Non-technical people, for some reason, assume that the hard part of our job is understanding computers. It certainly takes training, but it’s not that hard to understand computers. No, the hard part is understanding humans. Making some of your assumptions explicit in the code.

Only few of the assumptions, because we share most of them with the computer. We don’t re-implement the Schrodinger equation, we trust that the protons and electrons know what they are doing, the silicon won’t become radioactive. Neither the Periodic table, we trust the molecules know what they are doing, the plastic mouse won’t self-combust. And certainly not HTTPS over TCP/IP, we (mostly) trust the thousands of programmers that created our tools. We assume that most assumptions are already taken care of by the platform.

Nevertheless, a single English sentence can be converted into thousands of lines of code. A most complex implementation can be represented by: “Only users with the correct access level should be allowed to access the restricted documents.” and a million of assumptions.

There is no way anyone can document all of the assumptions, in the wide sense. There is no way we can agree on a precise set of assumptions that all involved people will consider sufficient in the future, after a mistake will be discovered. (If there was a way to prevent the mistake, the mistake would not have happened, which is a contradiction, thus not possible, mathematically speaking. Even if you document that a mistake can happen, the hindsighted people will feel free to blame you that you assumed incorrectly whether or not it was OK to document this known issue without fixing it.)

Psychologists might not have an easy job of explaining humans to other humans. Programmers have to explain humans to computers.

Talking about assumptions

Risk management. That is the correct framework for documenting decisions. Why did we decide A instead of B? Because it was better when we considered C and D. We couldn’t measure E and we ignored F for now, though we plan to investigate F more and update the decision later if needed.

Concrete examples. Those are the correct topics to discuss deeply. How do we prevent the same mistake? How much did it cost us, can we afford to ignore it? Can we afford to ignore the current priorities if we shift our focus?

But if you ask me to document, question, or validate “all” the assumptions, be prepared for the laser lights shining from my eyes 🐱.

How big is your imagination, how much do you assume about the computers, about our users, the stakeholders? Are you familiar with similar software solutions from the past, did you base your suggestion on the past mistakes analyzed deeply, how did you measure the safety and efficacy of the treatment?
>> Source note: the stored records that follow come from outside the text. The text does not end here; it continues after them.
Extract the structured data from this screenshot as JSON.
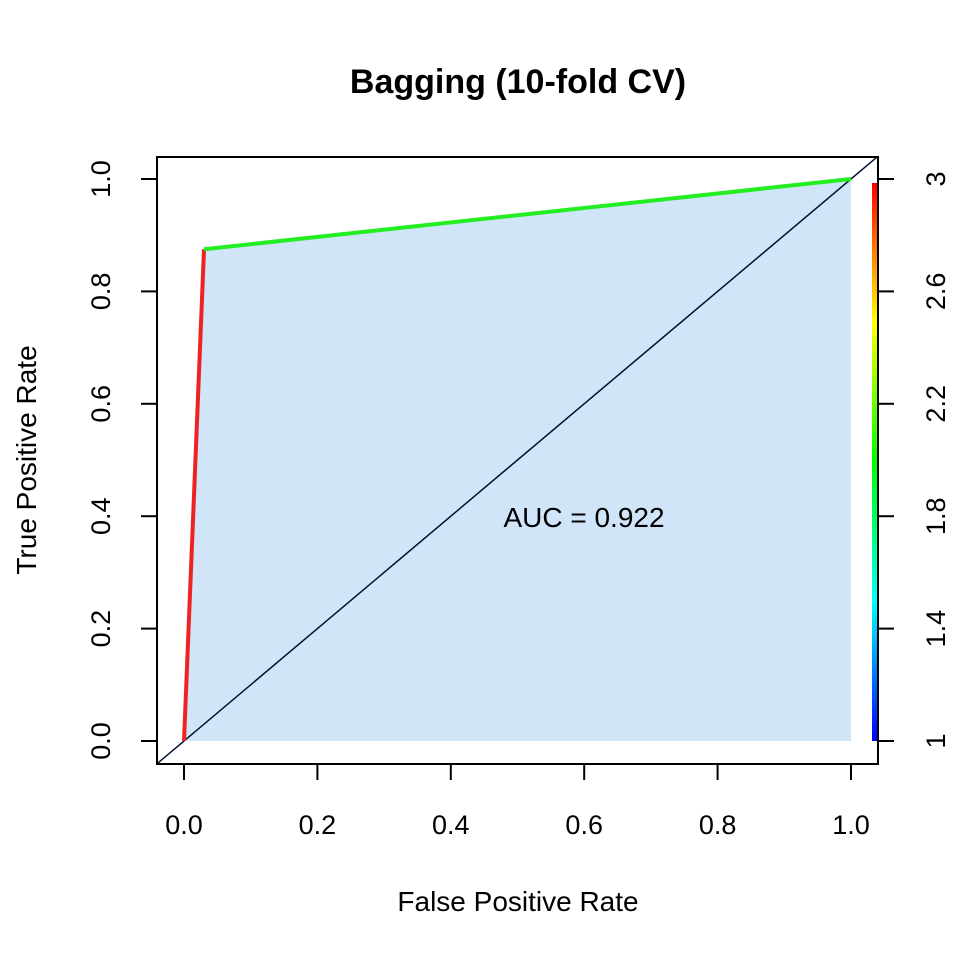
{
  "colors": {
    "auc_fill": "#d0e5f8",
    "diagonal": "#001030",
    "frame": "#000000"
  },
  "chart_data": {
    "type": "line",
    "title": "Bagging (10-fold CV)",
    "xlabel": "False Positive Rate",
    "ylabel": "True Positive Rate",
    "xlim": [
      0.0,
      1.0
    ],
    "ylim": [
      0.0,
      1.0
    ],
    "x_ticks": [
      "0.0",
      "0.2",
      "0.4",
      "0.6",
      "0.8",
      "1.0"
    ],
    "y_ticks": [
      "0.0",
      "0.2",
      "0.4",
      "0.6",
      "0.8",
      "1.0"
    ],
    "roc_curve": {
      "fpr": [
        0.0,
        0.03,
        1.0
      ],
      "tpr": [
        0.0,
        0.875,
        1.0
      ],
      "cutoffs": [
        3.0,
        2.0,
        1.0
      ],
      "segment_colors": [
        "#ee2222",
        "#22ee22"
      ]
    },
    "diagonal": {
      "x": [
        0.0,
        1.0
      ],
      "y": [
        0.0,
        1.0
      ]
    },
    "auc": 0.922,
    "annotation": "AUC = 0.922",
    "colorbar": {
      "min": 1.0,
      "max": 3.0,
      "tick_labels": [
        "1",
        "1.4",
        "1.8",
        "2.2",
        "2.6",
        "3"
      ],
      "tick_values": [
        1.0,
        1.4,
        1.8,
        2.2,
        2.6,
        3.0
      ],
      "colormap": [
        "#0000ff",
        "#00ffff",
        "#00ff00",
        "#ffff00",
        "#ff0000"
      ]
    }
  }
}
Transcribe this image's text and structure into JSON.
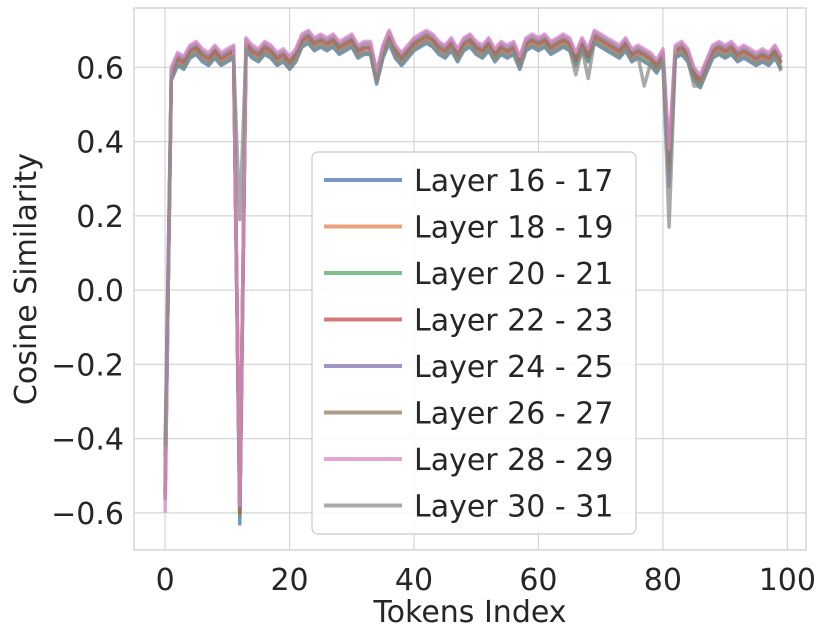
{
  "chart_data": {
    "type": "line",
    "title": "",
    "xlabel": "Tokens Index",
    "ylabel": "Cosine Similarity",
    "xlim": [
      -5,
      103
    ],
    "ylim": [
      -0.7,
      0.76
    ],
    "xticks": [
      0,
      20,
      40,
      60,
      80,
      100
    ],
    "yticks": [
      -0.6,
      -0.4,
      -0.2,
      0.0,
      0.2,
      0.4,
      0.6
    ],
    "xtick_labels": [
      "0",
      "20",
      "40",
      "60",
      "80",
      "100"
    ],
    "ytick_labels": [
      "−0.6",
      "−0.4",
      "−0.2",
      "0.0",
      "0.2",
      "0.4",
      "0.6"
    ],
    "grid": true,
    "legend_position": "lower-center",
    "x": [
      0,
      1,
      2,
      3,
      4,
      5,
      6,
      7,
      8,
      9,
      10,
      11,
      12,
      13,
      14,
      15,
      16,
      17,
      18,
      19,
      20,
      21,
      22,
      23,
      24,
      25,
      26,
      27,
      28,
      29,
      30,
      31,
      32,
      33,
      34,
      35,
      36,
      37,
      38,
      39,
      40,
      41,
      42,
      43,
      44,
      45,
      46,
      47,
      48,
      49,
      50,
      51,
      52,
      53,
      54,
      55,
      56,
      57,
      58,
      59,
      60,
      61,
      62,
      63,
      64,
      65,
      66,
      67,
      68,
      69,
      70,
      71,
      72,
      73,
      74,
      75,
      76,
      77,
      78,
      79,
      80,
      81,
      82,
      83,
      84,
      85,
      86,
      87,
      88,
      89,
      90,
      91,
      92,
      93,
      94,
      95,
      96,
      97,
      98,
      99
    ],
    "base_profile": [
      -0.55,
      0.58,
      0.62,
      0.61,
      0.64,
      0.65,
      0.63,
      0.62,
      0.64,
      0.62,
      0.63,
      0.64,
      -0.6,
      0.66,
      0.64,
      0.63,
      0.65,
      0.64,
      0.62,
      0.63,
      0.61,
      0.63,
      0.67,
      0.68,
      0.66,
      0.67,
      0.66,
      0.67,
      0.65,
      0.66,
      0.67,
      0.64,
      0.65,
      0.65,
      0.57,
      0.64,
      0.68,
      0.64,
      0.62,
      0.64,
      0.66,
      0.67,
      0.68,
      0.67,
      0.65,
      0.64,
      0.66,
      0.63,
      0.66,
      0.67,
      0.65,
      0.64,
      0.66,
      0.63,
      0.65,
      0.64,
      0.65,
      0.61,
      0.66,
      0.67,
      0.66,
      0.67,
      0.65,
      0.66,
      0.67,
      0.66,
      0.62,
      0.66,
      0.63,
      0.68,
      0.67,
      0.66,
      0.65,
      0.64,
      0.66,
      0.63,
      0.64,
      0.63,
      0.62,
      0.6,
      0.63,
      0.3,
      0.64,
      0.65,
      0.63,
      0.58,
      0.56,
      0.6,
      0.64,
      0.65,
      0.64,
      0.65,
      0.63,
      0.64,
      0.63,
      0.62,
      0.63,
      0.62,
      0.64,
      0.61
    ],
    "series": [
      {
        "name": "Layer 16 - 17",
        "color": "#4C72B0",
        "offset": -0.015,
        "overrides": {
          "12": -0.63,
          "81": 0.28
        }
      },
      {
        "name": "Layer 18 - 19",
        "color": "#DD8452",
        "offset": 0.005,
        "overrides": {
          "81": 0.34
        }
      },
      {
        "name": "Layer 20 - 21",
        "color": "#55A868",
        "offset": -0.01,
        "overrides": {
          "81": 0.33
        }
      },
      {
        "name": "Layer 22 - 23",
        "color": "#C44E52",
        "offset": 0.0,
        "overrides": {
          "81": 0.35
        }
      },
      {
        "name": "Layer 24 - 25",
        "color": "#8172B3",
        "offset": 0.015,
        "overrides": {
          "0": -0.45,
          "81": 0.36
        }
      },
      {
        "name": "Layer 26 - 27",
        "color": "#937860",
        "offset": 0.005,
        "overrides": {
          "81": 0.32
        }
      },
      {
        "name": "Layer 28 - 29",
        "color": "#DA8BC3",
        "offset": 0.02,
        "overrides": {
          "0": -0.6,
          "81": 0.38
        }
      },
      {
        "name": "Layer 30 - 31",
        "color": "#8C8C8C",
        "offset": -0.01,
        "overrides": {
          "0": -0.42,
          "12": 0.19,
          "13": 0.65,
          "66": 0.58,
          "68": 0.57,
          "77": 0.55,
          "81": 0.17,
          "85": 0.55,
          "99": 0.59
        }
      }
    ]
  }
}
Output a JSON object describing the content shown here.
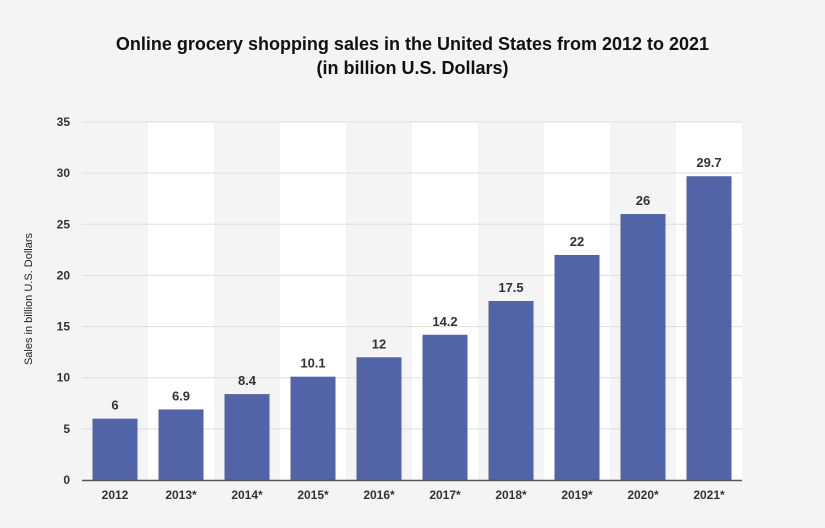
{
  "chart_data": {
    "type": "bar",
    "title_line1": "Online grocery shopping sales in the United States from 2012 to 2021",
    "title_line2": "(in billion U.S. Dollars)",
    "xlabel": "",
    "ylabel": "Sales in billion U.S. Dollars",
    "categories": [
      "2012",
      "2013*",
      "2014*",
      "2015*",
      "2016*",
      "2017*",
      "2018*",
      "2019*",
      "2020*",
      "2021*"
    ],
    "values": [
      6,
      6.9,
      8.4,
      10.1,
      12,
      14.2,
      17.5,
      22,
      26,
      29.7
    ],
    "data_labels": [
      "6",
      "6.9",
      "8.4",
      "10.1",
      "12",
      "14.2",
      "17.5",
      "22",
      "26",
      "29.7"
    ],
    "ylim": [
      0,
      35
    ],
    "yticks": [
      0,
      5,
      10,
      15,
      20,
      25,
      30,
      35
    ],
    "grid": true,
    "legend": "none",
    "colors": {
      "bar": "#5363a7",
      "grid": "#dedede",
      "band": "#ffffff",
      "background": "#f4f4f4"
    }
  }
}
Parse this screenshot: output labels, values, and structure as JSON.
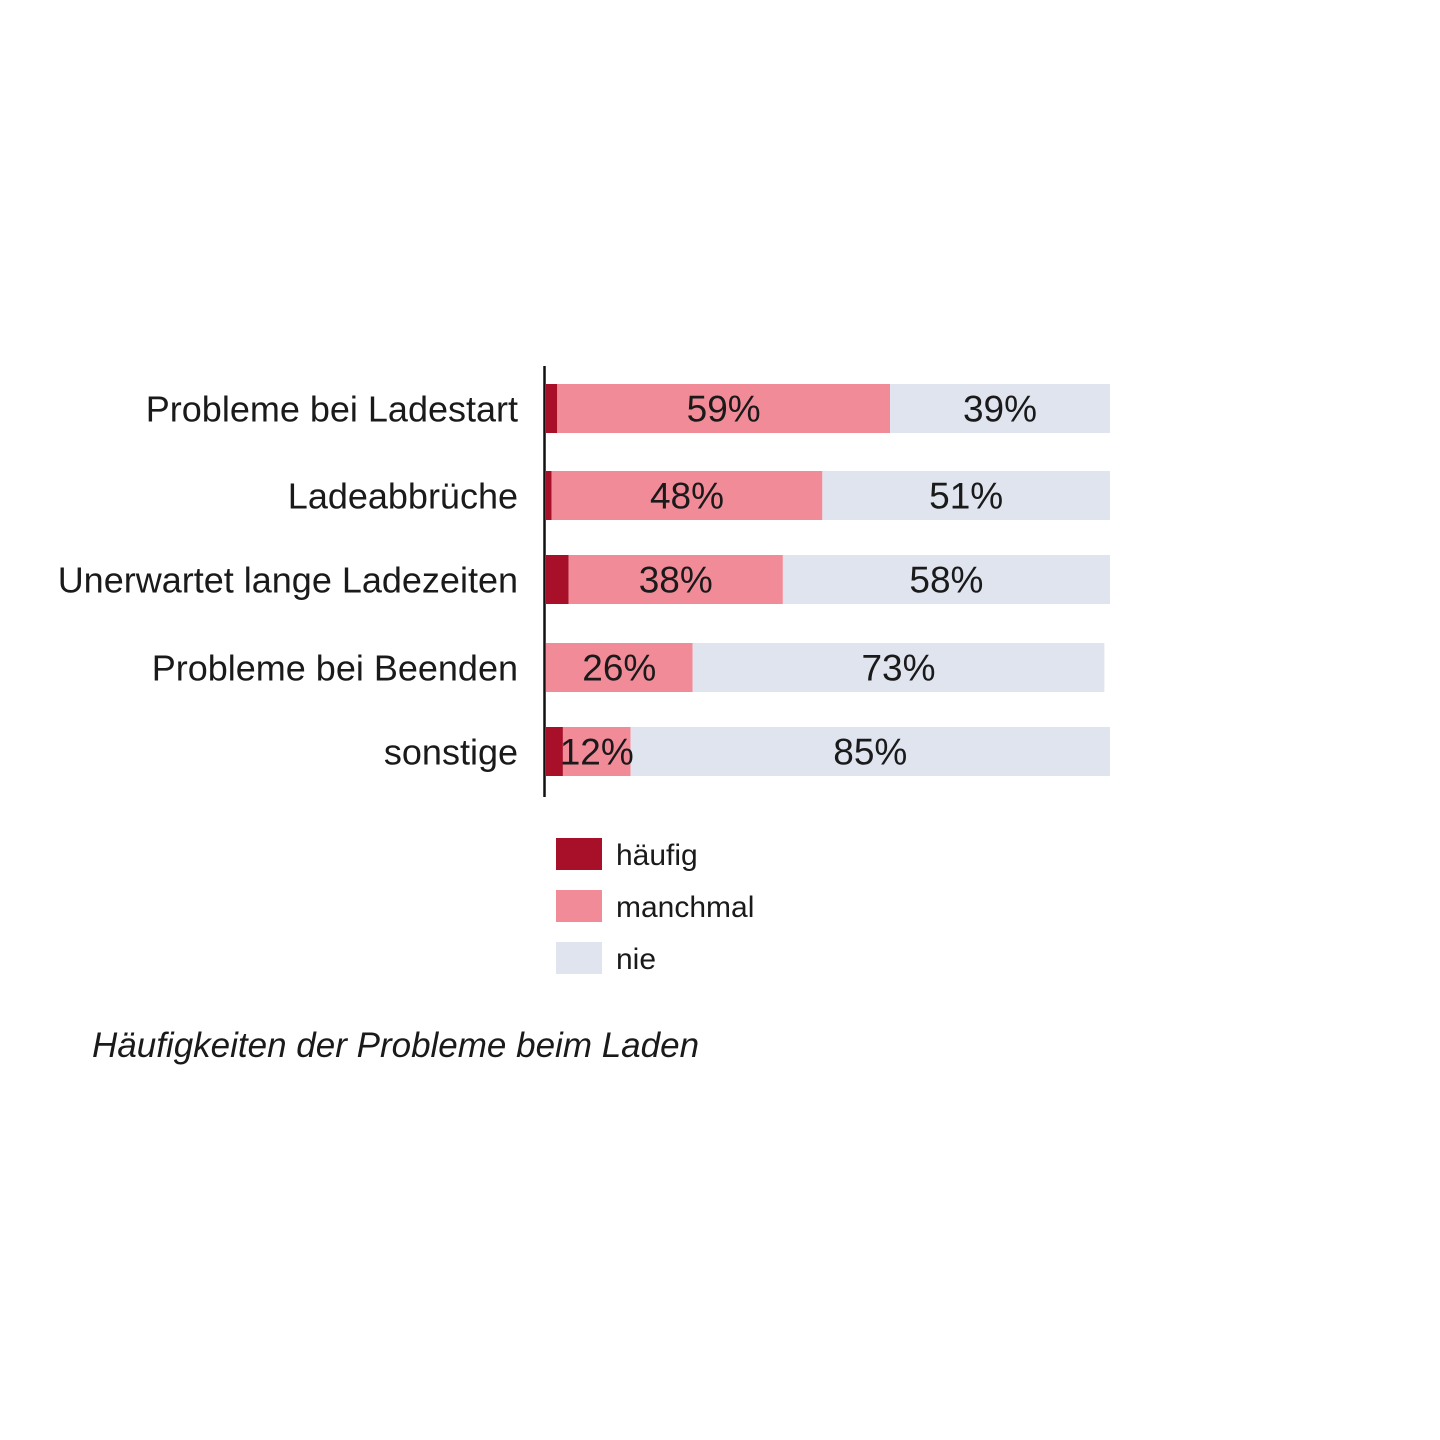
{
  "chart_data": {
    "type": "bar",
    "orientation": "horizontal",
    "stacked": true,
    "categories": [
      "Probleme bei Ladestart",
      "Ladeabbrüche",
      "Unerwartet lange Ladezeiten",
      "Probleme bei Beenden",
      "sonstige"
    ],
    "series": [
      {
        "name": "häufig",
        "color": "#a8102a",
        "values": [
          2,
          1,
          4,
          0,
          3
        ]
      },
      {
        "name": "manchmal",
        "color": "#f28b98",
        "values": [
          59,
          48,
          38,
          26,
          12
        ]
      },
      {
        "name": "nie",
        "color": "#dfe4ef",
        "values": [
          39,
          51,
          58,
          73,
          85
        ]
      }
    ],
    "data_labels": {
      "manchmal": [
        "59%",
        "48%",
        "38%",
        "26%",
        "12%"
      ],
      "nie": [
        "39%",
        "51%",
        "58%",
        "73%",
        "85%"
      ]
    },
    "xlim": [
      0,
      100
    ],
    "grid": false,
    "legend_position": "bottom",
    "caption": "Häufigkeiten der Probleme beim Laden"
  }
}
Those questions will cross my mind before I ask politely what exactly do you mean. Chances are I will come across as sarcastic, cynical, and non-cooperative. Chances are those are my defense mechanisms against the irony of receiving advice about assumptions, when my job is converting tons of human assumptions to an alien language all along. Why do you think I have been asking the 15 “nitpicking” question yesterday? Those were the assumptions you haven’t specified that I found unclear. And I documented them — I wrote code.